Ensure that minutes of meetings are distributed as soon as possible to Council members (electronic or paper copy). Individuals responsible for following up on action items should also receive a copy. Minutes of all meetings of the council should be available at the school. Current minutes may be posted on a bulletin board and/or shared electronically with the community. A system for maintaining past meetings (electronic or binder/file) should be established and made available.
Good record keeping is essential for many reasons:
- Keep a record of council activities and decisions;
- Communication – to those interested who are unable to attend meetings, as well as to future council members; and
- Continuous Improvement – understanding history and successes in the past, will help with future decisions and actions.
School Councils should appoint record keeping accountabilities to one member of the Council (usually the Secretary). Records may include but are not limited to:
- Meeting minutes;
- Action Plans;
- Financial records;
- Activity histories (e.g., School Parent Events records of attendance, supplies required, promotion of event, etc.);
- PIC Representative updates; and/or
- Family of Schools Council update.
School councils may choose to make these records available to their school community via a central area (e.g., Parent Resource Centre in the library).

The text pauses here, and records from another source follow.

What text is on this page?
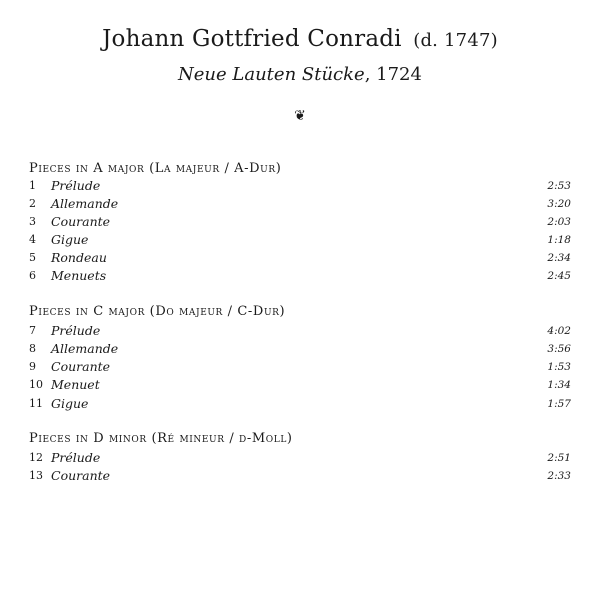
Johann Gottfried Conradi (d. 1747)
Neue Lauten Stücke, 1724
❦
Pieces in A major (La majeur / A-Dur)
1	Prélude	2:53
2	Allemande	3:20
3	Courante	2:03
4	Gigue	1:18
5	Rondeau	2:34
6	Menuets	2:45
Pieces in C major (Do majeur / C-Dur)
7	Prélude	4:02
8	Allemande	3:56
9	Courante	1:53
10 Menuet	1:34
11 Gigue	1:57
Pieces in D minor (Ré mineur / d-Moll)
12 Prélude	2:51
13 Courante	2:33
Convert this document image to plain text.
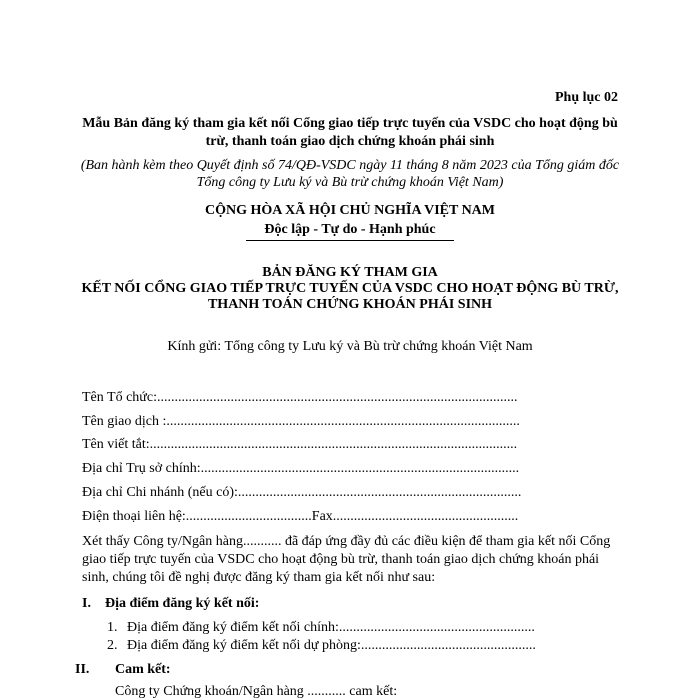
Phụ lục 02
Mẫu Bản đăng ký tham gia kết nối Cổng giao tiếp trực tuyến của VSDC cho hoạt động bù
trừ, thanh toán giao dịch chứng khoán phái sinh
(Ban hành kèm theo Quyết định số 74/QĐ-VSDC ngày 11 tháng 8 năm 2023 của Tổng giám đốc
Tổng công ty Lưu ký và Bù trừ chứng khoán Việt Nam)
CỘNG HÒA XÃ HỘI CHỦ NGHĨA VIỆT NAM
Độc lập - Tự do - Hạnh phúc
BẢN ĐĂNG KÝ THAM GIA
KẾT NỐI CỔNG GIAO TIẾP TRỰC TUYẾN CỦA VSDC CHO HOẠT ĐỘNG BÙ TRỪ,
THANH TOÁN CHỨNG KHOÁN PHÁI SINH
Kính gửi: Tổng công ty Lưu ký và Bù trừ chứng khoán Việt Nam
Tên Tổ chức:.......................................................................................................
Tên giao dịch :.....................................................................................................
Tên viết tắt:.........................................................................................................
Địa chỉ Trụ sở chính:...........................................................................................
Địa chỉ Chi nhánh (nếu có):.................................................................................
Điện thoại liên hệ:....................................Fax.....................................................
Xét thấy Công ty/Ngân hàng........... đã đáp ứng đầy đủ các điều kiện để tham gia kết nối Cổng giao tiếp trực tuyến của VSDC cho hoạt động bù trừ, thanh toán giao dịch chứng khoán phái sinh, chúng tôi đề nghị được đăng ký tham gia kết nối như sau:
I. Địa điểm đăng ký kết nối:
1. Địa điểm đăng ký điểm kết nối chính:........................................................
2. Địa điểm đăng ký điểm kết nối dự phòng:..................................................
II. Cam kết:
Công ty Chứng khoán/Ngân hàng ........... cam kết:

School Council Constitutional Guidelines
The Halton District School Board requires that all school councils develop a constitution to formalize the operational guidelines for each council. The O. Reg. 612/00, provides minimum requirements in developing the constitution. For more detailed examples of constitution contents, access the Ministry of Education document School Councils: A Guide for Members 2002, revised. The document can be downloaded here.
Each school’s constitution should include guidelines which reflect the school’s unique culture and philosophy.
Constitutions must include: Reference O. Reg. 612/00
- The organization’s name;
- The organization’s philosophy;
- The purpose and objectives of the organization;
- The duties and responsibilities of Members and procedures for electing them;
- The positions (e.g., Chair, Co-chair, secretary, treasurer), terms of office and responsibilities of executive;
- Members and procedures for their election;
- The establishment of roles and of subcommittees;
- The number, scheduling, and quorum equirements of meetings;
- The processes for making decisions, conflict resolution process and dealing with conflicts of interest;
- Financial procedures (e.g., signing authorities) if required (budget);
- The procedures for amending the constitution;
- Processes for communication and accountability; and
- Process for setting goals and measuring effectiveness.
By-laws are the rules that guide how your school council operates.
School councils must establish by-laws that address:
- election procedures and the filling of vacancies in membership;
- conflict of interest rules for members on school councils; and
- internal conflict resolution processes, in accordance with board policies.
By-laws do not need to be created annually, but they should be reviewed.